Despertar siempre conlleva una misión. Nos cuentan que nos dan el privilegio de despertarnos para que cumplamos con nuestra obligación y ejecutemos la misión de la manera más impecable posible.
Termino rápidamente de comer, me tomo mis pastillas y me voy al vestuario. Antes me paso por las duchas, allí me encuentro a mis compañeros. Están Ana, Carmen y un chico joven y musculoso que no conozco. Ana y yo ya hemos trabajado juntos en alguna misión de ingeniería y empiezo a fantasear con la idea de que nos hayan despertado a los dos para otra misión conjunta. Me encanta trabajar con Ana, es eficiente y tienen buen carácter.
—¡Ana! —me acerco corriendo y la abrazo sin saber bien porque, luego me doy cuenta que los dos estamos desnudos y la suelto totalmente avergonzado.

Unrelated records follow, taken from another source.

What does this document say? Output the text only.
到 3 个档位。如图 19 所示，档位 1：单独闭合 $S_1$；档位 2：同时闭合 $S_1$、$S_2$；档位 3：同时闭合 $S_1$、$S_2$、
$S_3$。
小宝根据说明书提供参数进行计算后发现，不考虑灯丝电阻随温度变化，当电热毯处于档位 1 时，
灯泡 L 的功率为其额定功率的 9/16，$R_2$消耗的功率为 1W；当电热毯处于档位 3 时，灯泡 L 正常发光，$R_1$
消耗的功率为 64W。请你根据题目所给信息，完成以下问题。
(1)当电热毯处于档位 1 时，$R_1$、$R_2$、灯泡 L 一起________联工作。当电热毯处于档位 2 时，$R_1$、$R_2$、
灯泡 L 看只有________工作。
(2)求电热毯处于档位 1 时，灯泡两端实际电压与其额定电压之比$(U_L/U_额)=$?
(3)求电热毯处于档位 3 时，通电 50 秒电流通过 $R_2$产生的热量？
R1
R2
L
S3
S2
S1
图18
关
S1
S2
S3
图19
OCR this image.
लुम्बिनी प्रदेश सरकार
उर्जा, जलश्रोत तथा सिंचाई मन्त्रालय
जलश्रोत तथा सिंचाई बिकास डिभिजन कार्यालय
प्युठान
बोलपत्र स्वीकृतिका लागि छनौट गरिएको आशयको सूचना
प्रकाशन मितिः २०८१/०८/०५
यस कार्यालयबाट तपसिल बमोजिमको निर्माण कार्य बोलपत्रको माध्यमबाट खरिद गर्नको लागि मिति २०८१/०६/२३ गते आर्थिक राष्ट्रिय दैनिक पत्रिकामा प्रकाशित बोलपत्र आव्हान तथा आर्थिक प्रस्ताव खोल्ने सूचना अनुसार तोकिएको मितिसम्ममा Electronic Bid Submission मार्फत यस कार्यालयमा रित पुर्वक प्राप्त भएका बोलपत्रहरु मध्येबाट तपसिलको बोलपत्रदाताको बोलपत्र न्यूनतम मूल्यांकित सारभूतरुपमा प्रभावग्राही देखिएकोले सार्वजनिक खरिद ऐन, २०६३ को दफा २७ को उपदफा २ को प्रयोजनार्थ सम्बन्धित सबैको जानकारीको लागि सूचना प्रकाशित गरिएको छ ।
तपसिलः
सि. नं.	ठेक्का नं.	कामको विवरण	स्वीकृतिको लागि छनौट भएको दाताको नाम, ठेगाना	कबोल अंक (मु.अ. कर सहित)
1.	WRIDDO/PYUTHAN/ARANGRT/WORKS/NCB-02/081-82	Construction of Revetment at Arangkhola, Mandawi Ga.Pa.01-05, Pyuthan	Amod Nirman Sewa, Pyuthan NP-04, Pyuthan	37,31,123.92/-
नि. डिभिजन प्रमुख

—Marcus, que alegría volver a coincidir contigo. —dice Ana, volviendo a abrazarme rápidamente— Venga, vamos a quitarnos el olor a éxtasis —abre la ducha al máximo; yo hago lo mismo en la ducha de al lado y empiezo a frotarme concienzudamente.
—Creo que ya estamos decentes –digo después de un buen rato.
—Sí, veamos como ha cambiado la moda —apaga la ducha y sale corriendo. Yo no puedo dejar de mirarla a pesar de que algo me indica que no debo hacerlo. Nos secamos y vamos hacia las taquillas—
—¡Mierda! Otra vez de moda los trajes —exclamo al abrir la taquilla y encontrarme con un traje negro.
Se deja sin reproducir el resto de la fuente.